How to apply ML/AI to telco data – best practices shared

Victoria Schroeder

11.8.2022

About Voipfuture

Voipfuture is a voice over IP service monitoring and analytics company, offering the only carrier-grade dual-visibility platform on the market.

Introduction

Many new opportunities arise when applying artificial intelligence and machine learning (AI/ML) technology to telecommunications. Problems like churn prediction or fraud detection that have been difficult to pinpoint can now be addressed using very powerful techniques. This post looks at AI/ML in telecommunication, focusing on the particularities in telco data. However, setting up an AI/ML model involves other aspects as well e.g., using the right tools and services. This post is by no means a comprehensive list of all aspects but rather the start of an informative discussion.

The need for reliable data

Machine learning uses features (a set of variables) to find generalizable patterns in the data. Hence, the reliability of the model depends on the quality of the applied features. Inconsistencies in the data due to incorrect data tracking or management (e.g., feature storing) may lead to mistakes in prediction. Qrystal, Voipfuture’s VoIP monitoring and analytics solution, continuously gathers signalling and media data on all live calls. To handle the enormous amount of information contained in RTP media packets, Qrystal Probes create summary records for every 5 second segment of an RTP stream. These fixed time slices enable a precise examination of signal quality over time, which leads to an accurate representation of the voice service.

A screenshot from Qrystal - Stream Graph — Source: Qrystal

Imagine a call of one hour with 500 packet losses. If these packet losses are equally distributed throughout the call, one would not notice any degradation in the voice quality. However, if the packet losses are accumulated in two specific minutes the call experience would be quite severely impacted. Qrystal differentiates between these scenarios. For each fixed time slice, Qrystal Probes record a rich variety of data, including burst losses, packet interarrival time, or codec information. This data richness enables comprehensive data analyses with immense data reliability since no external sources are used. However, having reliable and precise data is only one important aspect when setting up an AI/ML model.

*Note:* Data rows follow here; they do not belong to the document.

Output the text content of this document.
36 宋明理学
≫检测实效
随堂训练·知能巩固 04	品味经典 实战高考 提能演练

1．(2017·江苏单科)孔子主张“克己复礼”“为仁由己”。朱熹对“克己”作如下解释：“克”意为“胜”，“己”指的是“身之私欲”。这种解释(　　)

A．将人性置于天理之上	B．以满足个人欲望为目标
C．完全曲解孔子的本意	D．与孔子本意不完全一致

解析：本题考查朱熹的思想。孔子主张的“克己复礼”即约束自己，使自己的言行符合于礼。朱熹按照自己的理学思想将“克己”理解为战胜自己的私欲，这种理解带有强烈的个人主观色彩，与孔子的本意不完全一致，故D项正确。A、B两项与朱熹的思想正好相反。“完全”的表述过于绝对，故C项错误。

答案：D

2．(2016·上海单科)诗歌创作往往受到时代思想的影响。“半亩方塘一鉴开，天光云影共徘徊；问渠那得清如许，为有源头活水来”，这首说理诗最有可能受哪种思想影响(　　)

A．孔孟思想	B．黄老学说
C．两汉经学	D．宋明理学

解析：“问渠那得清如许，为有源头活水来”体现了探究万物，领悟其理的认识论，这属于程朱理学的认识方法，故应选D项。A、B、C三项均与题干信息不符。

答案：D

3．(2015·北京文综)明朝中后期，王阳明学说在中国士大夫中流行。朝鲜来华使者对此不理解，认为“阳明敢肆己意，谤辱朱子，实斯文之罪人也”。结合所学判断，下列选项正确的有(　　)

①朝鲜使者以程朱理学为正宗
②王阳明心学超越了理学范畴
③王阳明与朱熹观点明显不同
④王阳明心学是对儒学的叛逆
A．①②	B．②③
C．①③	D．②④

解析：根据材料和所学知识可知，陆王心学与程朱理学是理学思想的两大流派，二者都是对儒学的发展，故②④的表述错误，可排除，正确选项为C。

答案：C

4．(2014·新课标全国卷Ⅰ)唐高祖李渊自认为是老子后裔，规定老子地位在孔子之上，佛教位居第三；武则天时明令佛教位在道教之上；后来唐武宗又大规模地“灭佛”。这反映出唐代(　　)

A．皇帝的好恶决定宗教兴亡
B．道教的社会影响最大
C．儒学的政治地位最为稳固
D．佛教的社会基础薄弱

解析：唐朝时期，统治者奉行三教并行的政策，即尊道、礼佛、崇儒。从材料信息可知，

Data requirements for different types of learning

AI/ML algorithms can be divided into three classes:

supervised learning,
unsupervised learning
and semi-supervised learning.

A schematic depiction showing the differences in the required training data when applying supervised, semi-supervised and unsupervised learning paradigms

In unsupervised learning, cases are divided into previously unknown groups based on their feature characteristics. A supervised learning paradigm uses the features to predict a provided dependent variable and a semi-supervised learning paradigm basically combines the two.

In telecommunications, we are often interested in solving problems using a supervised learning algorithm. Fraud, churn prediction, and alarm classification are typically specific cases where the dependent variable can be provided. However, in all examples gathering reliable dependent variables is effortful and can be troublesome because it involves a high degree of investigative work, including the assessment of sensitive business data. Hence, getting a reliable dependent variable, e.g. “fraud” or “not fraud”, is not trivial.

To clarify, a very common use case for supervised learning is the recognition of animals in pictures. Here the dependent variable is the observed animal (cat, dog, horse) – a dependent variable that is easily created. In contrast, for classifying alarms in the telco domain one needs to understand

how a specific metric can fluctuate,
what fluctuations are outside normal boundaries,
whether these fluctuations have a business impact and
if this impact is large enough to justify an investigation.

Furthermore, different forms of alarms can be triggered and so forth.

Hence, establishing a correct dependent variable involves the cooperation between different professionals, assessing the problem from different angles (technical perspective, management perspective, customer perspective, etc). This is a task that requires a lot of effort and trust.

If only a small part of the cases in a dataset has a corresponding dependent variable a semi-supervised learning paradigm could be used. Pseudo-labeling techniques could then be applied to create a dependent variable for the rest of the data. However, pseudo-labeling can create more unwanted variability in the data, which decreases prediction accuracy.

Unsupervised learning can be used, if a dependent variable cannot be generated or if it is of interest to explore unknown cases/groups in the data. Unsupervised learning is often used for customer segmentation to understand customer behavior and tailor marketing strategies. Furthermore, anomaly detection, where outliers in the data are highlighted, can be applied to alarming, as well. However, the result of an unsupervised learning paradigm needs to be assessed and interpreted by an analyst. Hence, post-model processing work is continuously required, which is often not feasible in an everyday business situation.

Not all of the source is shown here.